Saluons le mérite du PLC, le seul parti qui a accompagné sa plateforme d’un plan financier détaillé sur cinq ans, ce qui montre que les libéraux ne sont pas peu fiers d’étaler leur prodigalit­é.

Il n’y a pas de grandes révélation­s dans la plateforme libérale. Justin Trudeau a émaillé son début de la campagne des principaux engagement­s de son parti, et aussi les plus onéreux, dont la plupart partagent cette particular­ité de viser des champs de compétence provinciau­x. Certains ont déjà fait l’objet d’annonces dans le dernier discours du Trône et dans le budget d’avril. C’est le cas de sommes destinées à aider les villes à construire des logements et des investisse­ments fédéraux dans les logements abordables. C’est aussi le cas de la promesse phare des libéraux, dont le financemen­t est déjà prévu dans le dernier budget Freeland : l’instaurati­on d’un « système pancanadie­n » de garderies à 10 $ par jour. Dans les deux cas, le gouverneme­nt Legault est parvenu à négocier des ententes qui minimisent les empiètemen­ts. Dans le cas des services de garde, c’est une somme de 6 milliards en cinq ans qui revient au Québec, sans condition.

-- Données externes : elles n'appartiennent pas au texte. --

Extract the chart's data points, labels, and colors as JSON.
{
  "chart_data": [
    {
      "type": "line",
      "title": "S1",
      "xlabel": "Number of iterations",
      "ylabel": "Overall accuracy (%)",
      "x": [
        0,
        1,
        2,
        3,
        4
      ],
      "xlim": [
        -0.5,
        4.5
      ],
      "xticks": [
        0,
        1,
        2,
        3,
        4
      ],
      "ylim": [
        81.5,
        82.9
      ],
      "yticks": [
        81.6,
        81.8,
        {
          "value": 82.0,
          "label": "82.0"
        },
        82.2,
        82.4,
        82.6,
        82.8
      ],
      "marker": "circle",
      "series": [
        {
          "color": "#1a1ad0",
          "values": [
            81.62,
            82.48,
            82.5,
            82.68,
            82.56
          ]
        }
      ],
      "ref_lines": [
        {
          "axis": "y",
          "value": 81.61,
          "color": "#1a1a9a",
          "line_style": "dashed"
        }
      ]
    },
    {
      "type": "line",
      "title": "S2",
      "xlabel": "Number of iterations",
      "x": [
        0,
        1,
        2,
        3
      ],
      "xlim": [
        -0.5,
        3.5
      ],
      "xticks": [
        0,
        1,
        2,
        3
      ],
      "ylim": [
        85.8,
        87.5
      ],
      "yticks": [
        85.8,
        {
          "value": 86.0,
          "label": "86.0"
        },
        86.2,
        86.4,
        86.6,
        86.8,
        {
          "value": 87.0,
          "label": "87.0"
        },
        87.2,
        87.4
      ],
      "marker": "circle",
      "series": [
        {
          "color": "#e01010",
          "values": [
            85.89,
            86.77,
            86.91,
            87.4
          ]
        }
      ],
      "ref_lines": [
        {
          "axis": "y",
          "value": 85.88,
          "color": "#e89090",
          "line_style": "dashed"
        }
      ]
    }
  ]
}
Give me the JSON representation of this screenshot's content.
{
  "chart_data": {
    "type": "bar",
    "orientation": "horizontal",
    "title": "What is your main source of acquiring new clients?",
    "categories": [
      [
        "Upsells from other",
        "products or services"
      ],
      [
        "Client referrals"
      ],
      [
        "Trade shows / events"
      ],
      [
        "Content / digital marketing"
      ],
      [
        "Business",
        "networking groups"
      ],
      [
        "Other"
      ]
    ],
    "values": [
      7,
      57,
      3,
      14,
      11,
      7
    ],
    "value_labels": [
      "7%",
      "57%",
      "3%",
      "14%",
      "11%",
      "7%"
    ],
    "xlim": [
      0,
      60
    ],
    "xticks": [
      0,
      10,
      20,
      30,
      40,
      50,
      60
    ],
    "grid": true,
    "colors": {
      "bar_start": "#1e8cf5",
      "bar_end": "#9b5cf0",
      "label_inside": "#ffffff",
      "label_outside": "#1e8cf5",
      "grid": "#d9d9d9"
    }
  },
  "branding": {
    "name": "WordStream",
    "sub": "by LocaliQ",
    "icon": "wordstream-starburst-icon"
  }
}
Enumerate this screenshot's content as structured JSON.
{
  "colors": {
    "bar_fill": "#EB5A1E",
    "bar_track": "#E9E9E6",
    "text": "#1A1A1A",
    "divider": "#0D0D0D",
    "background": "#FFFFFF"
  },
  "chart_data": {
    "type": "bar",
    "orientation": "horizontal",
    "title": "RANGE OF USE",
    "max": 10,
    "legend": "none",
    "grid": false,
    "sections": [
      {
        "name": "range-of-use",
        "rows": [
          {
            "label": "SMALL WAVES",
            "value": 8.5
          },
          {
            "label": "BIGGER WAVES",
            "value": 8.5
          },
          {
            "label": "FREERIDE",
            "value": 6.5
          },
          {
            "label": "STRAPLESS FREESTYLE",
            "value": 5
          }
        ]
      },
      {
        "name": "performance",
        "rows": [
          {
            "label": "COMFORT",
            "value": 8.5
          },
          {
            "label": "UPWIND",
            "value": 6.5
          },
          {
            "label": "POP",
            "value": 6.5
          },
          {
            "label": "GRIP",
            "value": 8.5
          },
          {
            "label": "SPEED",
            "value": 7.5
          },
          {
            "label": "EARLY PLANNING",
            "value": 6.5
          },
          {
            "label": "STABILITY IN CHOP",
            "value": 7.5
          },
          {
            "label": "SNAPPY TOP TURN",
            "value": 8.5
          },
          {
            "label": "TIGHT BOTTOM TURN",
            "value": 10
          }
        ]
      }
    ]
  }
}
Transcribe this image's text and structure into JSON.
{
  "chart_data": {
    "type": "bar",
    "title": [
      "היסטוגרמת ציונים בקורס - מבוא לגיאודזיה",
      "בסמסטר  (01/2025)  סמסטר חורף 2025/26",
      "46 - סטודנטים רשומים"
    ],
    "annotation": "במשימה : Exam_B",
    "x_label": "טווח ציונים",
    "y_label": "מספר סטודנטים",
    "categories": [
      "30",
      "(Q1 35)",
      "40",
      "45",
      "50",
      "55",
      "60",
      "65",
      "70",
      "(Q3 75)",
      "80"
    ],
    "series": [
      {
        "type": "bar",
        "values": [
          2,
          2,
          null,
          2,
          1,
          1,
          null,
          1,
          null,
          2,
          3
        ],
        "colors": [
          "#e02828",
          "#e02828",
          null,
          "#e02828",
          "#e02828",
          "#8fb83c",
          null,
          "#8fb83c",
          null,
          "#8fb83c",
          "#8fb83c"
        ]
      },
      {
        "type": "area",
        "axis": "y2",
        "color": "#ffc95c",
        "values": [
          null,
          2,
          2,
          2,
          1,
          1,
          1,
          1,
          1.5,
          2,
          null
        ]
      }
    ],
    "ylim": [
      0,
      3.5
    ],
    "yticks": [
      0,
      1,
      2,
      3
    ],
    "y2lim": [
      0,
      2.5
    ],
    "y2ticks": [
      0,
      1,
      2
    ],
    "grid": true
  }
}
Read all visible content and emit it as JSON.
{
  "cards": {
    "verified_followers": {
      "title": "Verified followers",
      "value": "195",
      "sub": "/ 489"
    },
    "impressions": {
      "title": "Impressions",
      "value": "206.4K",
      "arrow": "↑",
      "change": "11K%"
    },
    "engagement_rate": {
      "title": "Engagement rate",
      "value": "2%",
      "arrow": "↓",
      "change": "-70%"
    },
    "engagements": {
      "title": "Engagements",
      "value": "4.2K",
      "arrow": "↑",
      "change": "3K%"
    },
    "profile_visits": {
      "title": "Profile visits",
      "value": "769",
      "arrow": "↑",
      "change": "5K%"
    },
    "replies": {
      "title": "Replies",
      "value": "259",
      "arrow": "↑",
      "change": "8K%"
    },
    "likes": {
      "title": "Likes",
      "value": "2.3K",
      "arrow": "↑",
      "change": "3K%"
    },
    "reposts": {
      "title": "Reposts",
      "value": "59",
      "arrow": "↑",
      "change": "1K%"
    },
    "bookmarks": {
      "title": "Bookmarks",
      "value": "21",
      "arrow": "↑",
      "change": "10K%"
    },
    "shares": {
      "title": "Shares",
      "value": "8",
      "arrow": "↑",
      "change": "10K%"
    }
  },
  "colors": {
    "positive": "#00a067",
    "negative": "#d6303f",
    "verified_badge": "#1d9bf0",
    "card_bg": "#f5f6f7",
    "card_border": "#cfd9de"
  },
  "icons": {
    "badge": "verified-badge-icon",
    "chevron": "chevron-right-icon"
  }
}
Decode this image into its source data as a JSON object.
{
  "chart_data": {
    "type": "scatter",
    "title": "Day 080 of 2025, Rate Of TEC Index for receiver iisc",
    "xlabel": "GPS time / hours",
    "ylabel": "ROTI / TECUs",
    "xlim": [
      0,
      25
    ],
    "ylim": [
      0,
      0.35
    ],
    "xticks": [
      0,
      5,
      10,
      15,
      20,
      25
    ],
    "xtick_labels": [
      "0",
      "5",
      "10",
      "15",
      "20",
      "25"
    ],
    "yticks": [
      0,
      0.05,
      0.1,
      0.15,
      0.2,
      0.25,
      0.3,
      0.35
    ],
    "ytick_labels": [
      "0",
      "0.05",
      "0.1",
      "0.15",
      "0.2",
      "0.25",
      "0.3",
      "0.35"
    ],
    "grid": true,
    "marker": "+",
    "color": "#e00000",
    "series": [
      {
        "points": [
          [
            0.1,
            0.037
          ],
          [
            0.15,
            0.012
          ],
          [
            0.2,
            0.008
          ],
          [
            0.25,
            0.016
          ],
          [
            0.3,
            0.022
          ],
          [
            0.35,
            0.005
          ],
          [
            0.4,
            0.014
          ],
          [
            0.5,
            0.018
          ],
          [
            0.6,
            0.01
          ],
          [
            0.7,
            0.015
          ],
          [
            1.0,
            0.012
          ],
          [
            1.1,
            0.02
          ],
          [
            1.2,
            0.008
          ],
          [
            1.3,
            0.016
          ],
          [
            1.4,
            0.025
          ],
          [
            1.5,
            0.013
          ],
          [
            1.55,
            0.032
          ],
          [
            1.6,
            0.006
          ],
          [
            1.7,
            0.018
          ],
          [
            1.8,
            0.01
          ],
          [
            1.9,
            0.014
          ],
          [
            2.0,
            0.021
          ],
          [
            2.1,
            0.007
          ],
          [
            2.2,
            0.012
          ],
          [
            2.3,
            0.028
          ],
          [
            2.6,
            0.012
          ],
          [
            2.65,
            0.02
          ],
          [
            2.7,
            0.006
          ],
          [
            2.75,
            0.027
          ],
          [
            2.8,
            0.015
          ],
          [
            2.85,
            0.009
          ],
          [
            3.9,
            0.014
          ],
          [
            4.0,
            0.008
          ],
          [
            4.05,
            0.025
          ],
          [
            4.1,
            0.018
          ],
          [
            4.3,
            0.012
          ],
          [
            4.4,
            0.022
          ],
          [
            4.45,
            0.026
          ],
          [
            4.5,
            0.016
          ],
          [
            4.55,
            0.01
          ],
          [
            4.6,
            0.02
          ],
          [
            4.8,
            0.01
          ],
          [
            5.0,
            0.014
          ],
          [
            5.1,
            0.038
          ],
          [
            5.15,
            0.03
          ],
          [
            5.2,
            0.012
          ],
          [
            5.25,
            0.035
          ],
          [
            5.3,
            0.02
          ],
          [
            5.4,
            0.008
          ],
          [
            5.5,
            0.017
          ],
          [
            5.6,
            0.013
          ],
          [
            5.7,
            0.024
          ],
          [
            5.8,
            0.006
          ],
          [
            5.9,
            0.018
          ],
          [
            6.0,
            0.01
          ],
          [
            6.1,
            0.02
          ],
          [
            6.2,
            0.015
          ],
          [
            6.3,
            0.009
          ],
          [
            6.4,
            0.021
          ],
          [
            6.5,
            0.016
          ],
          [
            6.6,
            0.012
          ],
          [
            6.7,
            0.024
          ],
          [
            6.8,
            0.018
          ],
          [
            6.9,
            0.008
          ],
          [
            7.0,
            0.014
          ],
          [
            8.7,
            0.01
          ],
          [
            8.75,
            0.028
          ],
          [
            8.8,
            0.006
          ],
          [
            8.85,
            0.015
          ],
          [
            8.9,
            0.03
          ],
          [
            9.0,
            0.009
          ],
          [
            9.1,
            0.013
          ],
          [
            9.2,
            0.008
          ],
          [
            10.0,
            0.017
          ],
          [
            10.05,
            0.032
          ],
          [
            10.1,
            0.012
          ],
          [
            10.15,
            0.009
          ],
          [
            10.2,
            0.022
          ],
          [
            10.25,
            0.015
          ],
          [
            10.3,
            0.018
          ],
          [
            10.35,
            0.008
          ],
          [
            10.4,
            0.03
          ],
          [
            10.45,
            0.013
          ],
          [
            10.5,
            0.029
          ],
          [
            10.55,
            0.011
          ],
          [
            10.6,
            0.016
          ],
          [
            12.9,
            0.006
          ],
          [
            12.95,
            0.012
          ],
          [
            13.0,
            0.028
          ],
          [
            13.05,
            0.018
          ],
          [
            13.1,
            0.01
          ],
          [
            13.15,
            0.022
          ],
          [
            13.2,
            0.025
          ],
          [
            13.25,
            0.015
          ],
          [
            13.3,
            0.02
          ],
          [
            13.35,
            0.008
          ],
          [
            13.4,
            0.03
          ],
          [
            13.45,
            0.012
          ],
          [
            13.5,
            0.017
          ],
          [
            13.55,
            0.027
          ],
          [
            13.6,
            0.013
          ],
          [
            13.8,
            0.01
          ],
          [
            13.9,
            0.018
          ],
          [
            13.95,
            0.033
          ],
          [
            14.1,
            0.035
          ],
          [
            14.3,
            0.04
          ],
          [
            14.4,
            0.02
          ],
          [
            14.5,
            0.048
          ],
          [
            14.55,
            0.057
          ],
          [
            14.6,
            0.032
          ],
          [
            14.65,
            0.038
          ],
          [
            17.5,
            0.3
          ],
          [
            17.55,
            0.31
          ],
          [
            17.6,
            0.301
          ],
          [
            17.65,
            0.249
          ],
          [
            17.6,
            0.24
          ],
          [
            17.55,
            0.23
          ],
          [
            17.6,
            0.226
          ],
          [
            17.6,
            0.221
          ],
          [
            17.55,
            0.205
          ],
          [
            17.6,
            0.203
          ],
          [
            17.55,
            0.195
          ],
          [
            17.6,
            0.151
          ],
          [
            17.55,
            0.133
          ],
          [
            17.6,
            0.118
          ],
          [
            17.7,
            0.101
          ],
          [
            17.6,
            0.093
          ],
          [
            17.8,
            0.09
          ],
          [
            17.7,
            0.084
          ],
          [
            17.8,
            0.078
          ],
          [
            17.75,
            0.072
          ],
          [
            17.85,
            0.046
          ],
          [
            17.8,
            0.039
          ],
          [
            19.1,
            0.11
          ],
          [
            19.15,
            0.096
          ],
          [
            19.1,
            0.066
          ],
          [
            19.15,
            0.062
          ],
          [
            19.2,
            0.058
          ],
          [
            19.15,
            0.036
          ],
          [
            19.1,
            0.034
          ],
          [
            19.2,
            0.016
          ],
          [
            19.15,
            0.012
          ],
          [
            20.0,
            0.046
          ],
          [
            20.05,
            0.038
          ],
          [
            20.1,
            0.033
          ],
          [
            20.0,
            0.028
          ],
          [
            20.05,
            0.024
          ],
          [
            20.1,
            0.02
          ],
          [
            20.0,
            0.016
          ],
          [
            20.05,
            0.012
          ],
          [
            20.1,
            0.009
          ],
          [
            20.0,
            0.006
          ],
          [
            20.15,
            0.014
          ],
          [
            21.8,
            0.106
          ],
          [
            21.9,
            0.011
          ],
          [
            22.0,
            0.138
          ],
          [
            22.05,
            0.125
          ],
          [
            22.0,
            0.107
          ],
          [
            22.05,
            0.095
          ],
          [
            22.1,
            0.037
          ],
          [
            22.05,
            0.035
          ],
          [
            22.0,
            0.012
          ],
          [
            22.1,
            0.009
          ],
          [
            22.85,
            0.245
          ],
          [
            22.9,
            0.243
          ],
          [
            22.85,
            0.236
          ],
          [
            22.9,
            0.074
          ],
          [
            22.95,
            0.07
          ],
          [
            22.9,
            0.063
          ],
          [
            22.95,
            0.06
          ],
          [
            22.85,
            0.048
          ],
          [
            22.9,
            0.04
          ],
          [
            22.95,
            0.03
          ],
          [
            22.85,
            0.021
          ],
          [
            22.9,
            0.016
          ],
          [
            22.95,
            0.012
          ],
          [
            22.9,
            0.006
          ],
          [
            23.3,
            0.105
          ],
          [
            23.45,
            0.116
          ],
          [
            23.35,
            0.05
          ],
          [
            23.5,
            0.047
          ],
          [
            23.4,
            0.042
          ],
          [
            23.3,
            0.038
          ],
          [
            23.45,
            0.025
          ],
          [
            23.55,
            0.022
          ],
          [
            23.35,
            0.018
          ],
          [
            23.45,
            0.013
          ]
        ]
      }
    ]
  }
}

Il en va autrement de la santé. Les libéraux procèdent à une offensive musclée avec une injection de 5 milliards en santé mentale, assortie de conditions, de 9 milliards pour des normes pancanadie­nnes en matière de soins de longue durée pour les personnes âgées et de 3 milliards pour embaucher des médecins de famille et des infirmière­s. En outre, la plateforme énumère une ribambelle de mesures plus modestes qui lui donnent l’allure d’un programme de gouverneme­nt provincial.

Cette plateforme apparaît comme un hymne au pouvoir fédéral de dépenser qui se pose, au Canada anglais du moins, comme la nouvelle valeur unificatri­ce du pays. Reste à savoir si les Québécois se reconnaîtr­ont dans ce fédéralism­e qui frappe d’obsolescen­ce le respect des compétence­s.